Some sources suggest that its tenets urge "support for identity, authenticity, broader regionalism, revivalism, [and] revitalization of the community," while others define it as "an Islamic militant, anti-democratic movement, bearing a holistic vision of Islam whose final aim is the restoration of the caliphate." Attributes of sharia law supported by many Islamists include "enforcement of Islamic punishments, including prohibitions on taking interest, playing music, showing television," and enforcing traditional dress and prayer attendance.
Central figures of modern Islamism include Muhammad Iqbal, Jamal al-Din al-Afghani, Abul Ala Maududi, Sayyid Qutb and Ayatollah Khomeini. The term Islamism encapsulates a variety of movements and groups, from reformists who seek change within the scope of the electoral process to antidemocratic radicals who espouse violence against dissenters. Moderate Islamist voices that accept the democratic process include the Justice and Development Party of Turkey and Tunisian author and reformer Rashid Al-Ghannouchi. Lebanon's Hezbollah participates in elections, but also endorses armed attacks against Israel on behalf of its Palestinian constituents, leading to its often being identified alternately as a political party by its sympathizers and as a terrorist organization by its critics. Groups such as the Jamaat-e-Islami of Pakistan and the Sudanese Muslim Brotherhood favored a top-down road to power by military coup d'état. The radical Islamists al-Qaeda and Egyptian Islamic Jihad oppose democracy entirely, and emphasize violent jihad, supporting the use of attacks on civilians and takfir on fellow Muslims. One of the major divisions in Islamism is between the fundamentalist "guardians of tradition" of the Salafism or Wahhabi movement, and the "vanguard of change" centered on the Muslim Brotherhood.

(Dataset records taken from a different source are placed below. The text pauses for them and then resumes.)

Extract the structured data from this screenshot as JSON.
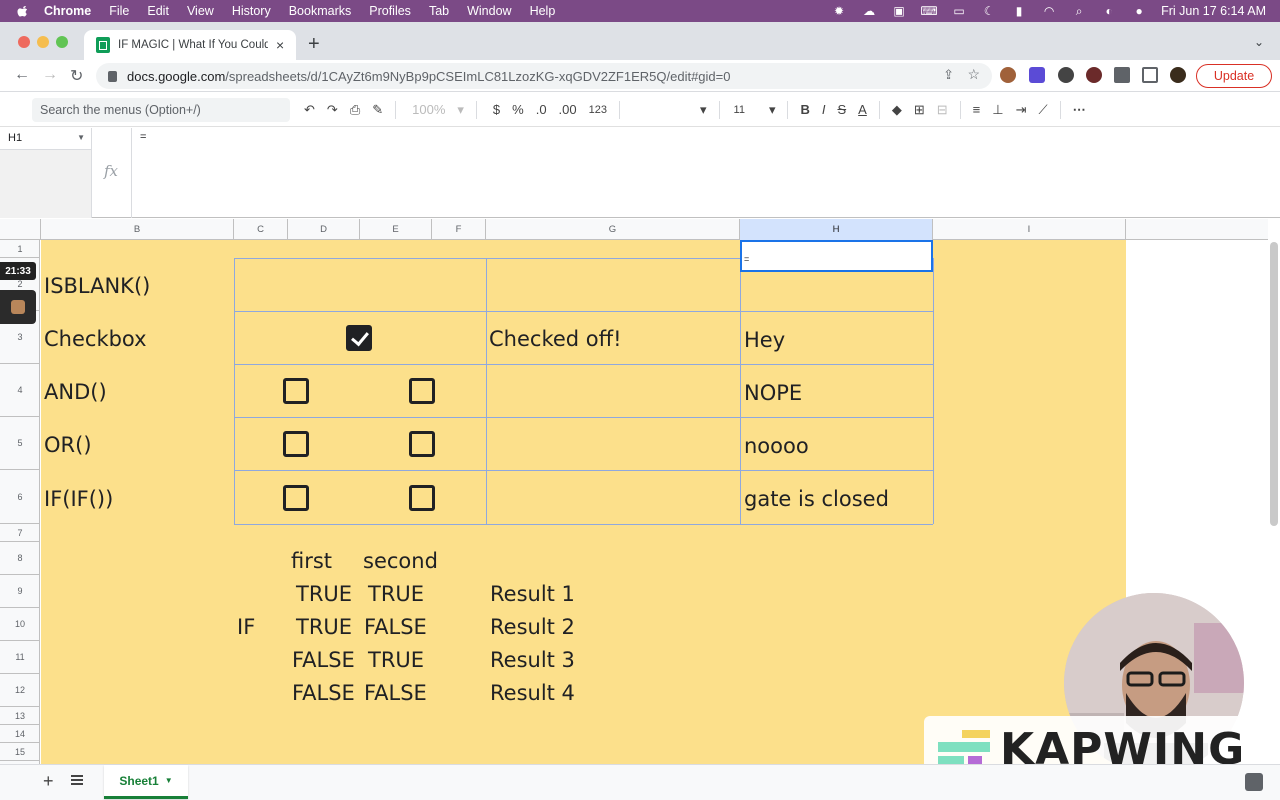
{
  "mac_menubar": {
    "app": "Chrome",
    "items": [
      "File",
      "Edit",
      "View",
      "History",
      "Bookmarks",
      "Profiles",
      "Tab",
      "Window",
      "Help"
    ],
    "clock": "Fri Jun 17  6:14 AM",
    "status_icons": [
      "gear-icon",
      "cloud-icon",
      "scan-icon",
      "keyboard-icon",
      "screen-icon",
      "moon-icon",
      "battery-icon",
      "wifi-icon",
      "search-icon",
      "control-center-icon",
      "siri-icon"
    ]
  },
  "browser": {
    "tab_title": "IF MAGIC | What If You Could F",
    "url_host": "docs.google.com",
    "url_path": "/spreadsheets/d/1CAyZt6m9NyBp9pCSEImLC81LzozKG-xqGDV2ZF1ER5Q/edit#gid=0",
    "update_label": "Update",
    "new_tab_symbol": "+",
    "close_symbol": "×"
  },
  "toolbar": {
    "menu_search_placeholder": "Search the menus (Option+/)",
    "zoom": "100%",
    "currency": "$",
    "percent": "%",
    "dec_decrease": ".0",
    "dec_increase": ".00",
    "format_more": "123",
    "font_size": "11",
    "bold": "B",
    "italic": "I",
    "strike": "S",
    "text_color": "A",
    "more": "⋯"
  },
  "formula_bar": {
    "name_box": "H1",
    "fx_label": "fx",
    "content": "="
  },
  "grid": {
    "columns": [
      "B",
      "C",
      "D",
      "E",
      "F",
      "G",
      "H",
      "I"
    ],
    "selected_column": "H",
    "rows": [
      "1",
      "2",
      "3",
      "4",
      "5",
      "6",
      "7",
      "8",
      "9",
      "10",
      "11",
      "12",
      "13",
      "14",
      "15"
    ],
    "selected_cell_value": "=",
    "row_labels": [
      "ISBLANK()",
      "Checkbox",
      "AND()",
      "OR()",
      "IF(IF())"
    ],
    "checked_text": "Checked off!",
    "results_h": [
      "Hey",
      "NOPE",
      "noooo",
      "gate is closed"
    ],
    "truth_table": {
      "if_label": "IF",
      "headers": [
        "first",
        "second"
      ],
      "rows": [
        [
          "TRUE",
          "TRUE",
          "Result 1"
        ],
        [
          "TRUE",
          "FALSE",
          "Result 2"
        ],
        [
          "FALSE",
          "TRUE",
          "Result 3"
        ],
        [
          "FALSE",
          "FALSE",
          "Result 4"
        ]
      ]
    },
    "checkboxes": {
      "checkbox_row": [
        true
      ],
      "and_row": [
        false,
        false
      ],
      "or_row": [
        false,
        false
      ],
      "ifif_row": [
        false,
        false
      ]
    }
  },
  "sheet_tabs": {
    "add_symbol": "+",
    "active": "Sheet1"
  },
  "overlay": {
    "timer": "21:33",
    "watermark": "KAPWING"
  },
  "colors": {
    "menubar": "#7b4a86",
    "sheet_fill": "#fce08b",
    "selection_blue": "#1a73e8",
    "update_red": "#d93025",
    "sheet_tab_green": "#188038"
  }
}
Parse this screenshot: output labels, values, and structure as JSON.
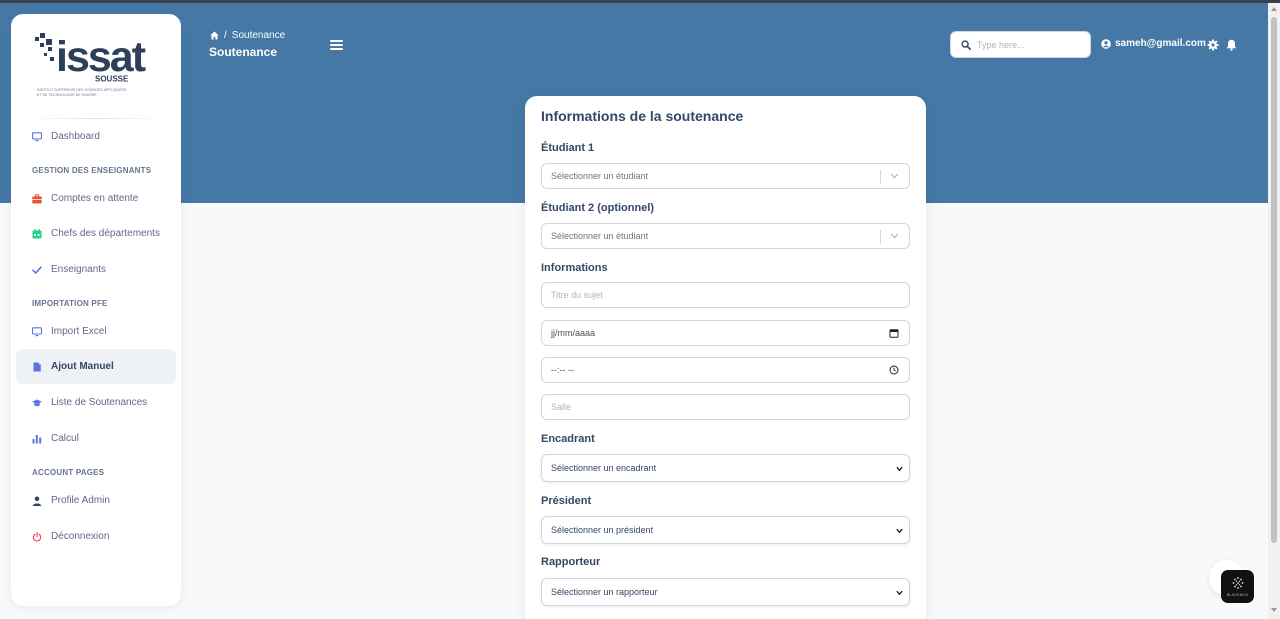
{
  "sidebar": {
    "logo": {
      "brand": "issat",
      "city": "SOUSSE",
      "caption_line1": "INSTITUT SUPÉRIEUR DES SCIENCES APPLIQUÉES",
      "caption_line2": "ET DE TECHNOLOGIE DE SOUSSE"
    },
    "dashboard": "Dashboard",
    "section_enseignants": "GESTION DES ENSEIGNANTS",
    "comptes": "Comptes en attente",
    "chefs": "Chefs des départements",
    "enseignants": "Enseignants",
    "section_pfe": "IMPORTATION PFE",
    "import_excel": "Import Excel",
    "ajout_manuel": "Ajout Manuel",
    "liste": "Liste de Soutenances",
    "calcul": "Calcul",
    "section_account": "ACCOUNT PAGES",
    "profile": "Profile Admin",
    "deconnexion": "Déconnexion"
  },
  "header": {
    "breadcrumb_sep": "/",
    "breadcrumb_current": "Soutenance",
    "page_title": "Soutenance",
    "search_placeholder": "Type here...",
    "user_email": "sameh@gmail.com"
  },
  "form": {
    "title": "Informations de la soutenance",
    "etudiant1_label": "Étudiant 1",
    "etudiant1_placeholder": "Sélectionner un étudiant",
    "etudiant2_label": "Étudiant 2 (optionnel)",
    "etudiant2_placeholder": "Sélectionner un étudiant",
    "informations_label": "Informations",
    "titre_placeholder": "Titre du sujet",
    "date_value": "jj/mm/aaaa",
    "time_value": "--:-- --",
    "salle_placeholder": "Salle",
    "encadrant_label": "Encadrant",
    "encadrant_value": "Sélectionner un encadrant",
    "president_label": "Président",
    "president_value": "Sélectionner un président",
    "rapporteur_label": "Rapporteur",
    "rapporteur_value": "Sélectionner un rapporteur"
  },
  "fab": {
    "label": "BLACKBOX"
  },
  "colors": {
    "hero": "#4578a5",
    "text_dark": "#344767",
    "text_muted": "#67748e",
    "icon_comptes": "#e8552f",
    "icon_chefs": "#2dce89",
    "icon_blue": "#5e72e4",
    "icon_red": "#f5365c"
  },
  "icons": {
    "home": "home-icon",
    "menu": "hamburger-icon",
    "search": "search-icon",
    "user": "user-circle-icon",
    "settings": "gear-icon",
    "notifications": "bell-icon",
    "dashboard": "monitor-icon",
    "comptes": "briefcase-icon",
    "chefs": "calendar-icon",
    "enseignants": "check-icon",
    "import": "monitor-icon",
    "ajout": "document-icon",
    "liste": "graduation-cap-icon",
    "calcul": "bar-chart-icon",
    "profile": "user-icon",
    "logout": "power-icon"
  }
}
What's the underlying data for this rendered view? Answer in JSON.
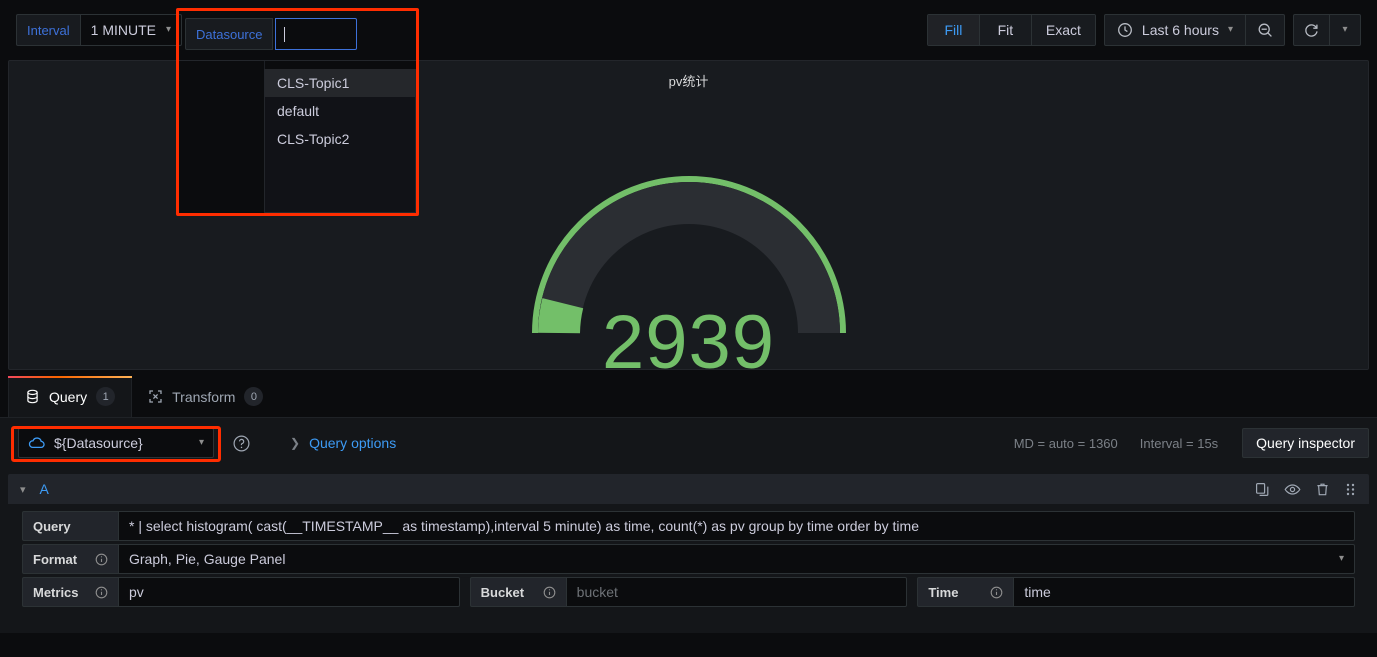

This usage is controversial. Those labeled Islamists often, if not always, oppose use of the term, maintaining that they are simply Muslims, and that their beliefs are a straightforward expression of Islam as a way of life. Some people find it troublesome that a word derived from "Islam" is applied to organisations they consider radical and extreme.
Islamism has been described as "activist" or "political Islam".